My friends, this past week we didn’t just feed thousands of people – we literally saved lives – because we cared to find G‑d waiting in that lonely mans heated condo!

 

I want to end off with something that I mentioned during the first Irma relief dinner here on Monday night. Many people wonder what exactly is Chabad?

Is Chabad a humanitarian organization? No. Are we an educational group? Still no. Are we a synagogue or a religious society? No and no.  

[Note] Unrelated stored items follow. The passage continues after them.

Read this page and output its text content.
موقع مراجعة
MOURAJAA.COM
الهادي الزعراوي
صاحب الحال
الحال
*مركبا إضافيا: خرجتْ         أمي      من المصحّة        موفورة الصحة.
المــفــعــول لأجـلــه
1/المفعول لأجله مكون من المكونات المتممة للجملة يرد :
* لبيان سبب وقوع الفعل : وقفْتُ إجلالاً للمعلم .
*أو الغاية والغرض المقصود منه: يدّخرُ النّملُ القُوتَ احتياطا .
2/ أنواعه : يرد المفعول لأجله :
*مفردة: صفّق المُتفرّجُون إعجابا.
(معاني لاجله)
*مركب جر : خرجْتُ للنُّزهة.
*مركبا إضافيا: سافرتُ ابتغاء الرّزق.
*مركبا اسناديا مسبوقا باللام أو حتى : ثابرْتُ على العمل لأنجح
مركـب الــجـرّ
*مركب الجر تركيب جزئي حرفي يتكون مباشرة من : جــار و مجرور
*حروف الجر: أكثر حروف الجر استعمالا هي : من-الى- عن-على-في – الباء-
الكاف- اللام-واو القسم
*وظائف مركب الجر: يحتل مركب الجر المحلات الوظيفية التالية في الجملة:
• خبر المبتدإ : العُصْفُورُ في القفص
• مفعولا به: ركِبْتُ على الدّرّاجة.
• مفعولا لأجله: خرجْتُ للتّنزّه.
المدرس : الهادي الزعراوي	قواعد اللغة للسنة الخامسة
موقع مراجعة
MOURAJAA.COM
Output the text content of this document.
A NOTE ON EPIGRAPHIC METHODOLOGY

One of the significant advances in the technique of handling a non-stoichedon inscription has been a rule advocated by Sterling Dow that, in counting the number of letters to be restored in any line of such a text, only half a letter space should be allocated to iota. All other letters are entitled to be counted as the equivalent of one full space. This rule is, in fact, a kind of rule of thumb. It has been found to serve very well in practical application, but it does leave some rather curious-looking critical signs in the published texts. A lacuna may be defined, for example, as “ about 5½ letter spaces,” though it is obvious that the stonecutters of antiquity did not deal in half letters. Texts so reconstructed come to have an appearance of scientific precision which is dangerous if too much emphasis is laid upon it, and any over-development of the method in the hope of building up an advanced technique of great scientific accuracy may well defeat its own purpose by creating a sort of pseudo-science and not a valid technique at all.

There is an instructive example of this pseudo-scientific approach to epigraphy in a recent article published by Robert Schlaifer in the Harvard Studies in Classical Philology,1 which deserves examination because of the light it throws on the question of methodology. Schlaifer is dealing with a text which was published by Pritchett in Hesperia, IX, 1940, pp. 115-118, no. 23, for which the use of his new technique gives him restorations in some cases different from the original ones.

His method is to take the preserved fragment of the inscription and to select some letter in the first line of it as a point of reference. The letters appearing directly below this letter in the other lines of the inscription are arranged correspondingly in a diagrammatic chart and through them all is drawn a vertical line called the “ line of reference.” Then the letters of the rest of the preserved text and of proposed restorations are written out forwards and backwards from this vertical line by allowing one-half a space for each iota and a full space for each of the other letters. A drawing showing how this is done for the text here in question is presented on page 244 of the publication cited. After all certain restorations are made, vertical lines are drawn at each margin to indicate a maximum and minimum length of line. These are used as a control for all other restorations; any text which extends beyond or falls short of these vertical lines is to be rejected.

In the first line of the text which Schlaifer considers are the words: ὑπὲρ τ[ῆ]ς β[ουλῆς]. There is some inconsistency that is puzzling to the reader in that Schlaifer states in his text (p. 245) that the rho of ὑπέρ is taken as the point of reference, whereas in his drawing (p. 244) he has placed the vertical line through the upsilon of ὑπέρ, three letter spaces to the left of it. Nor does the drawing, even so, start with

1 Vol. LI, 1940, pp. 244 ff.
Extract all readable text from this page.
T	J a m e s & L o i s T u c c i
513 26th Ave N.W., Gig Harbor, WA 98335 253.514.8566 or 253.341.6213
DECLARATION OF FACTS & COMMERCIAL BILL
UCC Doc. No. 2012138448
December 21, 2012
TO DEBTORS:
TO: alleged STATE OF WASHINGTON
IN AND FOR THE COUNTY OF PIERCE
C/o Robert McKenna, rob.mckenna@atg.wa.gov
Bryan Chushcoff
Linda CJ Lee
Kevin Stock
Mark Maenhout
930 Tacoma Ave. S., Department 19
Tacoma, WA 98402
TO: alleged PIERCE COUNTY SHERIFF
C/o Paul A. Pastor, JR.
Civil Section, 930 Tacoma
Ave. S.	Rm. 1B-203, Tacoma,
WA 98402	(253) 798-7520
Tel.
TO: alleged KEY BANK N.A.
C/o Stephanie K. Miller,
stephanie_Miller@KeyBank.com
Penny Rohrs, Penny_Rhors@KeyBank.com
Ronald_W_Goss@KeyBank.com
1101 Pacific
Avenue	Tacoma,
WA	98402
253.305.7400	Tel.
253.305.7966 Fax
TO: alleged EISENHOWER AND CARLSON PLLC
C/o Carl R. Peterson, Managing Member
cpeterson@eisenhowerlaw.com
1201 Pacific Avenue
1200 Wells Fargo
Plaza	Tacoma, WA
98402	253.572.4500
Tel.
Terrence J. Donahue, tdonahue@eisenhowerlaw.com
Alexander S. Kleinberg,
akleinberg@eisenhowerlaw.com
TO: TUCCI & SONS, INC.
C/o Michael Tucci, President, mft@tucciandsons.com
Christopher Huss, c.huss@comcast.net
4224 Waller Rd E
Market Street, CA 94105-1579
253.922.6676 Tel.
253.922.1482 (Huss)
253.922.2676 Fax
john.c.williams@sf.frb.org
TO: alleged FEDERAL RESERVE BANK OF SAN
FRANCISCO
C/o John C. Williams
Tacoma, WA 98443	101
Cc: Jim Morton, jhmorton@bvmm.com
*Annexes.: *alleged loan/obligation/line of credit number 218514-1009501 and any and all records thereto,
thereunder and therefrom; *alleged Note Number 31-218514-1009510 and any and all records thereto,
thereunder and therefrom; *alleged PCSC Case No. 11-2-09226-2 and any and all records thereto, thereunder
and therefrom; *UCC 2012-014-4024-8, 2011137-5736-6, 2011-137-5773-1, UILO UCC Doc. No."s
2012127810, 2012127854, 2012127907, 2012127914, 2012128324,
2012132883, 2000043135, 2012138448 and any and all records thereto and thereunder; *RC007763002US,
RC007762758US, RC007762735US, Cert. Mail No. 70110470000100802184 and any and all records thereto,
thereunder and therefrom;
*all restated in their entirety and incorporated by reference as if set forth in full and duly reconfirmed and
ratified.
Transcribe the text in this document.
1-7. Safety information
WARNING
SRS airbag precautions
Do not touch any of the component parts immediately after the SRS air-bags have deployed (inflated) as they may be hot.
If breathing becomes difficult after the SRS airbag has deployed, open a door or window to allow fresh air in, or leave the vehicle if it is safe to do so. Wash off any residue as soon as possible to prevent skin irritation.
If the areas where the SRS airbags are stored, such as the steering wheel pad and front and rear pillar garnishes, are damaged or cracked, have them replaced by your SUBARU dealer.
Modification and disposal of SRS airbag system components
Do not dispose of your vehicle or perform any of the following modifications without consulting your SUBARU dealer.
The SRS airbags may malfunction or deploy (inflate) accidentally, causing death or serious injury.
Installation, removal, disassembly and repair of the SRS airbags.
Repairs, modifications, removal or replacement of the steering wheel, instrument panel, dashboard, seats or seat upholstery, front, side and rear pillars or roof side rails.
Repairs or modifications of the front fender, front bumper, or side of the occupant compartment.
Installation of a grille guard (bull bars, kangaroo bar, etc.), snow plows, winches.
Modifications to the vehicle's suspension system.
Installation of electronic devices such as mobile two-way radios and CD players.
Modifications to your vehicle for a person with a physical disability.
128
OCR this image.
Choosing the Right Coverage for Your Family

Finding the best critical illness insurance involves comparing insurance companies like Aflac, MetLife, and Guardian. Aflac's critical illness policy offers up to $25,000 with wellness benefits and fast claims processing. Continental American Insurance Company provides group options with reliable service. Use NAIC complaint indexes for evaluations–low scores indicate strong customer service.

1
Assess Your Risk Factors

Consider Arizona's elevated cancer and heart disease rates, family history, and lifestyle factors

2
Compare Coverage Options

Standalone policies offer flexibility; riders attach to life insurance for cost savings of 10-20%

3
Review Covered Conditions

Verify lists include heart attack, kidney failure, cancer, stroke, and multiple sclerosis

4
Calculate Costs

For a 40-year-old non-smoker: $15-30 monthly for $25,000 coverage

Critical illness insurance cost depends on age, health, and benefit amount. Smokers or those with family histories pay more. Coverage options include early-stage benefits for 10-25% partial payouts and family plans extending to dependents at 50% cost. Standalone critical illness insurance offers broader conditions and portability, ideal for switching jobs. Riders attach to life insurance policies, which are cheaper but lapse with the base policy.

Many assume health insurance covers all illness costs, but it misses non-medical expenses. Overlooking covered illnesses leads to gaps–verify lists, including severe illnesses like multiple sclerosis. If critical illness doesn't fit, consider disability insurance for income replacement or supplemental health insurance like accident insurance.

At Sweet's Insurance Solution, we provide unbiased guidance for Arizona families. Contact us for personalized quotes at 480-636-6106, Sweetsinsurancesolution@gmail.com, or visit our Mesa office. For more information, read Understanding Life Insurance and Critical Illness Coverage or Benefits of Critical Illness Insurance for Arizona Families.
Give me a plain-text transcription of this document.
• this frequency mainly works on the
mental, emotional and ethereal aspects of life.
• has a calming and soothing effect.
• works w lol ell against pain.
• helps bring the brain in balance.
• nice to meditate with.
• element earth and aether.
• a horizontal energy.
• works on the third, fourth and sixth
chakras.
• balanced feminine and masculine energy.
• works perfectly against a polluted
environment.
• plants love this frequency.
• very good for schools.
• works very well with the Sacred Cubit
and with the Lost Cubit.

We are a group of Rabbis educated by our Rebbe to share one goal: to expose the Divine in everyone and everything we encounter. That’s it; we are a society dedicated to revealing the Shechina once again in this world. In some places we reveal G‑d through teaching the youth and adult education and lectures, in other places it requires building a Synagogue or providing a Shabbos meal to college students. And sometimes the way to find G‑d is simply by opening our hearts with genuine hospitality, and a hot dinner. 

Tomorrow will explain much more depth to the concept of Tikun Olam – and how we can do it. (Yes, that was a paid announcement from our sponsor J

Tikun Olam, does not just mean “to fix the world.” In ancient Hebrew the word Tikun actually means to beautify. The world is not broken. It just needs to be beautified. And we achieve this goal by exposing the Divine soul within all those who must share it together.

This past two weeks I was blessed to see G‑d so many times. And could see Him too. Just find a person you know could use your help, your support or your encouragement and share it with them. Give them your genuine smile, your sincere concern and your utmost commitment. And in their appreciation you will see G‑d. Smiling at you.

I know that as we go to blow the Shofar we are all going to be blessed with the very sweetest, greatest and most successful year we have ever had. Because there is nothing that makes a parent more proud then watching his children working together to help each other. And there is nothing in the world that makes G‑d more happy then seeing His children come together as one.

"ברכנו אבינו כולנו כאחד"  “Our father, bless us all, together as one!” with health, happiness, and Nachas for a sweet year!